Ja’nae tells me to stop walking so fast. “It’s hot. And your legs are longer than mine.”

I slow down, and ask her again if she thinks I’m like my father.

She takes her time answering. “I guess not.”

I like Ja’nae more than the rest, ’cause she will stick by you no matter what.

“When you took the money from me that time,” she says, pulling up her long skirt, “I ain’t have to ask for it back. You felt bad, and just gave it to me. Even though I owed it to you.”

I don’t want to talk about the money, even though I can’t get Zora’s words out my head. So I ask Ja’nae how come she ain’t tell me ’bout her mother coming here. She kept it to herself, she says, ’cause she ain’t know if it would really happen or not. “Anyhow, everybody is mad at everybody else. Or mad at somebody else that done something to ’em. I just decided to keep it to myself.”

All the shades are down in Ja’nae’s house. So she’s going from window to window pulling ’em up, letting in the light. She’s talking on the phone to Ming too. Telling him to come over. “My grandfather ain’t coming home till late.”

She hangs up the phone and drags me from the living room to the kitchen. Her grandmother went to California to bring her mother back. So she’s gotta cook dinner for her grandfather for a week. She’s pulling out frying pans and pots; washing off chicken breasts and whole potatoes.

Ja’nae flours the chicken and puts it in a pot of hot bubbling grease. “Set the table. Four plates.”

I tell her I don’t wanna eat with her grandfather. She looks at me and smiles. “Sato’s coming.”

I stink. My hair is frizzed up from the sweat and heat. “I don’t want him here.”

Ja’nae comes over to me. “You scared he might kiss you or something?”

I make her get her chicken fingers off me.

She laughs. “We just gonna watch TV.”

While the chicken is frying and the potatoes and pork and beans are cooking, Ja’nae and me running ’round the house picking up newspapers. Then Ja’nae hands me a blue spray bottle and a rag. “We have to do the bathroom.”

“That’s your toilet, not mine.”

She asks me if I want my chicken smelling like the toilet. I take the rag and tell her she gotta pay me if she want me for her maid.

“Take it outta Zora’s money,” she says, trying to be funny.

I don’t say nothing to her. But all the while I’m cleaning, I’m thinking about Zora’s money and how hurt she was back there.

Soon as we get the table set and the food in pretty bowls, the bell rings. It’s Ming and Sato.

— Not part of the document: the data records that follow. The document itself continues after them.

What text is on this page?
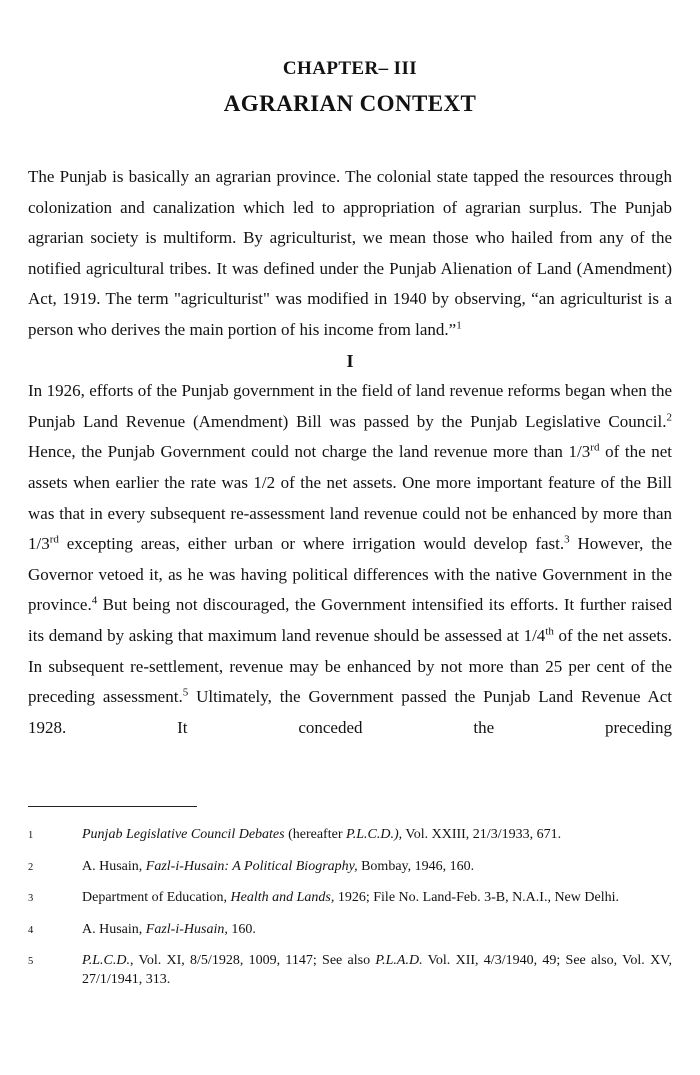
CHAPTER– III
AGRARIAN CONTEXT

The Punjab is basically an agrarian province. The colonial state tapped the resources through colonization and canalization which led to appropriation of agrarian surplus. The Punjab agrarian society is multiform. By agriculturist, we mean those who hailed from any of the notified agricultural tribes. It was defined under the Punjab Alienation of Land (Amendment) Act, 1919. The term "agriculturist" was modified in 1940 by observing, “an agriculturist is a person who derives the main portion of his income from land.”$^1$

I

In 1926, efforts of the Punjab government in the field of land revenue reforms began when the Punjab Land Revenue (Amendment) Bill was passed by the Punjab Legislative Council.$^2$ Hence, the Punjab Government could not charge the land revenue more than 1/3rd of the net assets when earlier the rate was 1/2 of the net assets. One more important feature of the Bill was that in every subsequent re-assessment land revenue could not be enhanced by more than 1/3rd excepting areas, either urban or where irrigation would develop fast.$^3$ However, the Governor vetoed it, as he was having political differences with the native Government in the province.$^4$ But being not discouraged, the Government intensified its efforts. It further raised its demand by asking that maximum land revenue should be assessed at 1/4th of the net assets. In subsequent re-settlement, revenue may be enhanced by not more than 25 per cent of the preceding assessment.$^5$ Ultimately, the Government passed the Punjab Land Revenue Act 1928. It conceded the preceding

1	Punjab Legislative Council Debates (hereafter P.L.C.D.), Vol. XXIII, 21/3/1933, 671.
2	A. Husain, Fazl-i-Husain: A Political Biography, Bombay, 1946, 160.
3	Department of Education, Health and Lands, 1926; File No. Land-Feb. 3-B, N.A.I., New Delhi.
4	A. Husain, Fazl-i-Husain, 160.
5	P.L.C.D., Vol. XI, 8/5/1928, 1009, 1147; See also P.L.A.D. Vol. XII, 4/3/1940, 49; See also, Vol. XV, 27/1/1941, 313.
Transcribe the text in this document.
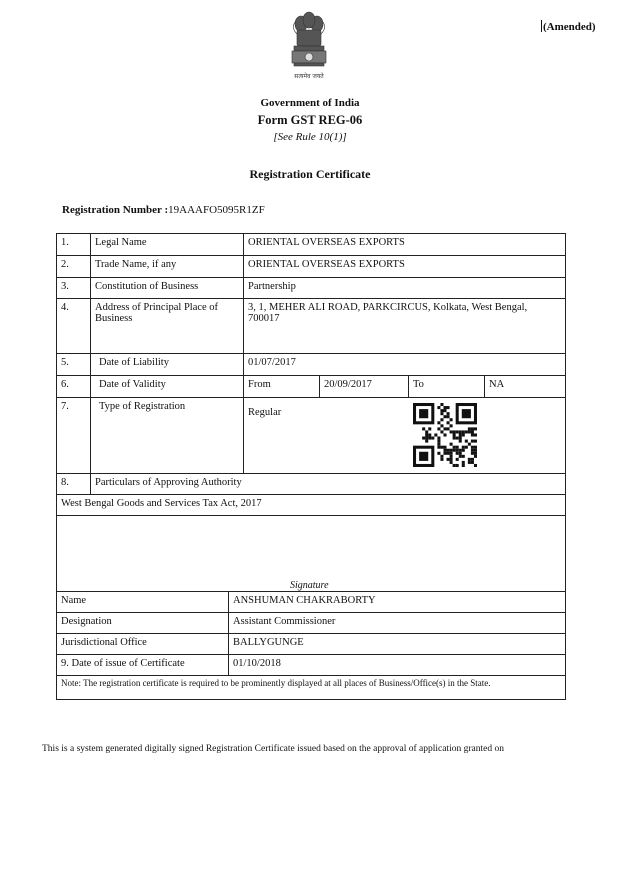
सत्यमेव जयते
(Amended)
Government of India
Form GST REG-06
[See Rule 10(1)]
Registration Certificate
Registration Number :19AAAFO5095R1ZF
1.	Legal Name	ORIENTAL OVERSEAS EXPORTS			
2.	Trade Name, if any	ORIENTAL OVERSEAS EXPORTS			
3.	Constitution of Business	Partnership			
4.	Address of Principal Place of Business	3, 1, MEHER ALI ROAD, PARKCIRCUS, Kolkata, West Bengal, 700017			
5.	Date of Liability	01/07/2017			
6.	Date of Validity	From	20/09/2017	To	NA
7.	Type of Registration	Regular			

8.	Particulars of Approving Authority				
West Bengal Goods and Services Tax Act, 2017					

Signature
Name	ANSHUMAN CHAKRABORTY
Designation	Assistant Commissioner
Jurisdictional Office	BALLYGUNGE
9. Date of issue of Certificate	01/10/2018
Note: The registration certificate is required to be prominently displayed at all places of Business/Office(s) in the State.	
This is a system generated digitally signed Registration Certificate issued based on the approval of application granted on
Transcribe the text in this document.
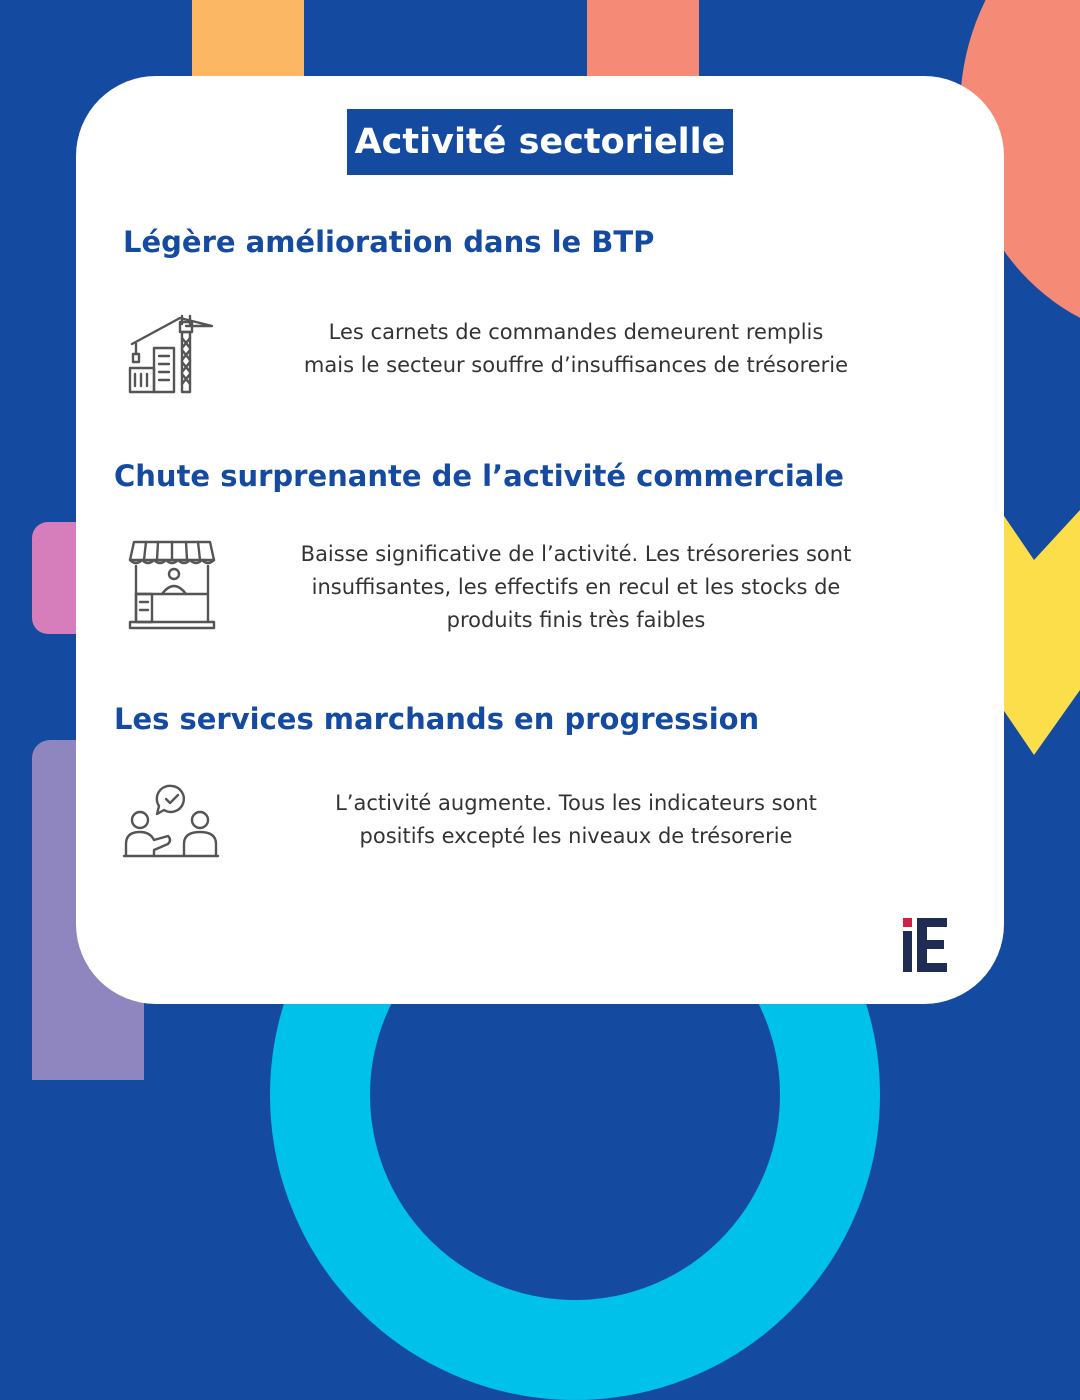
Activité sectorielle
Légère amélioration dans le BTP
Les carnets de commandes demeurent remplis
mais le secteur souffre d’insuffisances de trésorerie
Chute surprenante de l’activité commerciale
Baisse significative de l’activité. Les trésoreries sont
insuffisantes, les effectifs en recul et les stocks de
produits finis très faibles
Les services marchands en progression
L’activité augmente. Tous les indicateurs sont
positifs excepté les niveaux de trésorerie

“I know you saved me some food,” Sato says, coming into the house all loud. He don’t even say hi when he walks in the door. He just walks right into the living room, sits down like a cowboy getting on a horse, and starts digging his dirty fingers into the biscuit bowl.

Ja’nae is like her grandmother, pushing all kinds of food Sato and Ming’s way.

Ming says he ain’t hungry. Sato piles chicken and potatoes on his plate like this is his last meal. After we done, I ain’t so sure telling them two to come over was such a good idea. Ja’nae and Ming are hugged up together over there on the couch. We’re watching a scary movie. Every once in a while, Sato leaves the room and comes back another way trying to make Ja’nae and me scream.

In the middle of the movie, Ming shuts off the TV. Puts on a CD and starts dancing with Ja’nae. It’s a slow song. They’re dancing so close you couldn’t get a notebook between ’em.

“Want to?” Sato says, pulling my arm.

I push him away. “No!” I say. “I mean. Hmmm. Cut the light on Ja’nae. I can’t see.”

Ja’nae ain’t listening. She’s giggling over there with Ming.

Ming moves her over my way. Drops some of Ja’nae’s sweet-smelling cotton balls on my head and says, “Don’t be scared. He ain’t gonna hurt you.”

Sato is standing in the middle of the floor with his hands in his pockets. “I’ll show you how to do it,” he says, real low. “It ain’t hard.”

I ain’t never danced with a boy before. But I ain’t telling Sato that. So I sit on the couch like a knucklehead, wishing I was home with Momma.